Beginning in the Backcountry
Maggie is a recipient of the Backcountry Squatters Scholarship for Outdoor Education and received her AIARE 1 through Bondi Outdoor Leadership.
I grew up skiing the east; I am a Maryland-born gal who would sometimes make the drive to ski the glamorous Pennsylvania hills. Now don’t worry, I’m not going to give you some hardo speech that East-coasters are raised on ice and are built to endure (although I respect those statements). What I WILL tell you is a quick story on how with the support of Backcountry Squatters, I was able to start a sport that has since changed my perception of my own strength and capabilities as a woman in the outdoors.
Growing up where I did, backcountry skiing was never really an activity that I considered feasible to participate in. It was something I watched in sick ski clips, ooh-ing and awh-ing over the beauty of glistening fresh turns and rugged terrain. As I moved out to Boulder, Colorado for school, I knew that it was something I wanted to learn. I love endurance sports, love my time spent in the mountains, and especially love the pursuit of some deep pow. It was simply an activity I was craving to get a taste of. Yet everytime I started researching equipment, beta, or general information around navigating the backcountry, I would hit a wall of discouragement. Why? Because a) equipment and gear costs a freaking buttload, b) there was SO much I didn’t know both safety and education wise, and c) I had genuinely had no idea where to even start.
But as I networked through fellow Squatters, I found a friend who sold me a pair of used skis with tech bindings. Next, eBay became my best friend. I became a bidding queen, and scored myself a pair of touring boots. I applied for the 2021 Backcountry Squatters Scholarship for Outdoor Education late that fall, and received an email from Darby that I was a recipient of the scholarship around mid-winter. I was ecstatic, and I registered myself for an AIARE 1 course through a local organization (shouts-out Bondi Outdoor Leadership!) in early spring.

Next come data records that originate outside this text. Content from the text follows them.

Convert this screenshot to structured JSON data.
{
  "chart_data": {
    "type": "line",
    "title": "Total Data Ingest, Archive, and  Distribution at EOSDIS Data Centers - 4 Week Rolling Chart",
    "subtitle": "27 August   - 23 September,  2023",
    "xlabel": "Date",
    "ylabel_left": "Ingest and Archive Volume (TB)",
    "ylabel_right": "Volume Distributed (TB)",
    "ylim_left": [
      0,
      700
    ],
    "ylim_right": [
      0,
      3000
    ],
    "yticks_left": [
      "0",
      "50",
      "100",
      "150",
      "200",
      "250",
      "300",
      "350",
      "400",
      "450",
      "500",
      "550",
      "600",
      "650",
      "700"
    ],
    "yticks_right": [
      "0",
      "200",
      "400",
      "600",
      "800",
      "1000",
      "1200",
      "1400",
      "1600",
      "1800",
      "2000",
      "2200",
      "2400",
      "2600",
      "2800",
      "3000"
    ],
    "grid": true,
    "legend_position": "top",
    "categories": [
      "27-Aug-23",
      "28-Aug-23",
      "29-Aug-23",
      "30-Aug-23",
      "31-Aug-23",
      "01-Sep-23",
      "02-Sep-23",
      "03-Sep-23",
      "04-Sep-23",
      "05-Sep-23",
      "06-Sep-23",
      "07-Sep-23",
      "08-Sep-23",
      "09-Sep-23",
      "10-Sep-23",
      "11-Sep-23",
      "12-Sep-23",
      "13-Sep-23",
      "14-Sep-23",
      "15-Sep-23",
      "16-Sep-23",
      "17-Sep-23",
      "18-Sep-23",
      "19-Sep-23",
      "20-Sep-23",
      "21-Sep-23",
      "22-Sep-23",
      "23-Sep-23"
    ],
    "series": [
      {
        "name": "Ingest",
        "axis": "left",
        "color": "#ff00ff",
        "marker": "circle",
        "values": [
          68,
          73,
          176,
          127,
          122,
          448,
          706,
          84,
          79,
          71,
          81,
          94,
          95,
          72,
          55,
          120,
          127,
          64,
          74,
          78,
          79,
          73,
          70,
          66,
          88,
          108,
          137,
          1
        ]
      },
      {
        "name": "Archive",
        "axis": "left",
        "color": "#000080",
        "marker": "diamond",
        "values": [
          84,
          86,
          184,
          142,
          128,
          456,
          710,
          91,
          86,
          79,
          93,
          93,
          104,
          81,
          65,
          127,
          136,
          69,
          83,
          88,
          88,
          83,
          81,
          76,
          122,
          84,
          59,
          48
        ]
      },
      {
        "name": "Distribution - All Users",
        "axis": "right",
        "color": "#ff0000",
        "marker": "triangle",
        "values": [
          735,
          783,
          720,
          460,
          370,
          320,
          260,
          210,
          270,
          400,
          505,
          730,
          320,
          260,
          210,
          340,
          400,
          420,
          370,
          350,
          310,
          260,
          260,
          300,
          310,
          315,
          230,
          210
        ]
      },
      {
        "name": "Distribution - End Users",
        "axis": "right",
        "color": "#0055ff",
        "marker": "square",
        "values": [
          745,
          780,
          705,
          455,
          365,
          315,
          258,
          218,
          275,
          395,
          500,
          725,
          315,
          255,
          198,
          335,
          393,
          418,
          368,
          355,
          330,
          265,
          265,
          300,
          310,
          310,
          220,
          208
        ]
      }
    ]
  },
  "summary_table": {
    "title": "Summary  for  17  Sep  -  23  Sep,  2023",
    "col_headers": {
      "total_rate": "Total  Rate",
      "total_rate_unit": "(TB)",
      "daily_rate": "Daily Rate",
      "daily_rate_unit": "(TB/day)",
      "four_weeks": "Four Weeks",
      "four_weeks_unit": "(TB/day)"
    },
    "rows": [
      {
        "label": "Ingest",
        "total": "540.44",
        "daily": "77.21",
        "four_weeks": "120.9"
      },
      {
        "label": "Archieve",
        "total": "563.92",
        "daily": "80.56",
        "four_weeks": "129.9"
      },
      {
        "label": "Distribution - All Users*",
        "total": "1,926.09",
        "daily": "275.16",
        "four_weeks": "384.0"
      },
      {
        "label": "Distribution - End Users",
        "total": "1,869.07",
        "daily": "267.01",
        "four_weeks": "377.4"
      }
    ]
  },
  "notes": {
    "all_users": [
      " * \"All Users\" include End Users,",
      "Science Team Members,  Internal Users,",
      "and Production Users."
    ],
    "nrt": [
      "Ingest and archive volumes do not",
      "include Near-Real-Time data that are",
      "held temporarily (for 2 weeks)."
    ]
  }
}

The course was great, and I was able to gain the basics of backcountry knowledge that I have built upon since. In a sport with such a high risk of avalanche danger, skills that include reading the snowpack, analyzing terrain, and practicing how to most effectively use your equipment (your trusty beacon, shovel and probe) are of the utmost importance. I learned the value of group communication and quick thinking in intense environments. I most importantly learned how to mitigate the chances of putting myself and my group in danger. Out of the 12 of us taking the course, I was one of the 3 self-identifying females. It was a reminder that this sport was no exception to other outdoor activities, that we need more representation of both women and peoples that have been historically excluded from these outdoor recreational spaces.
Being on the board of Backcountry Squatters here at CU Boulder, I wanted to do an AIARE course not just to kick-start my own backcountry skiing journey, but to eventually bring more women and non-binary folks into the alpine backcountry as well. Coming into the sport as a complete beginner, I understand how daunting and impossible it feels to start an endeavor such as touring and backcountry skiing. Not only is it financially hard to approach, but it can feel extremely gatekept and exclusionary to those who are doing their best to navigate the complexities of the sport and the culture around it. While I still consider myself new to the sport, I have grown as an individual and athlete more than I could have imagined. I hope to continue developing my skills and knowledge in the backcountry, and to extend direct support to those around me that are interested in getting into it!
When I begin a tour now, I find myself feeling clear-headed and capable. It is empowering to spend time in the raw elements that both humble and inspire me. I believe that everyone deserves the opportunity and access to enjoy these experiences, and I’m immensely grateful for Backcountry Squatters for allowing me to expand my horizon of who I am as a person, leader, and adventurer.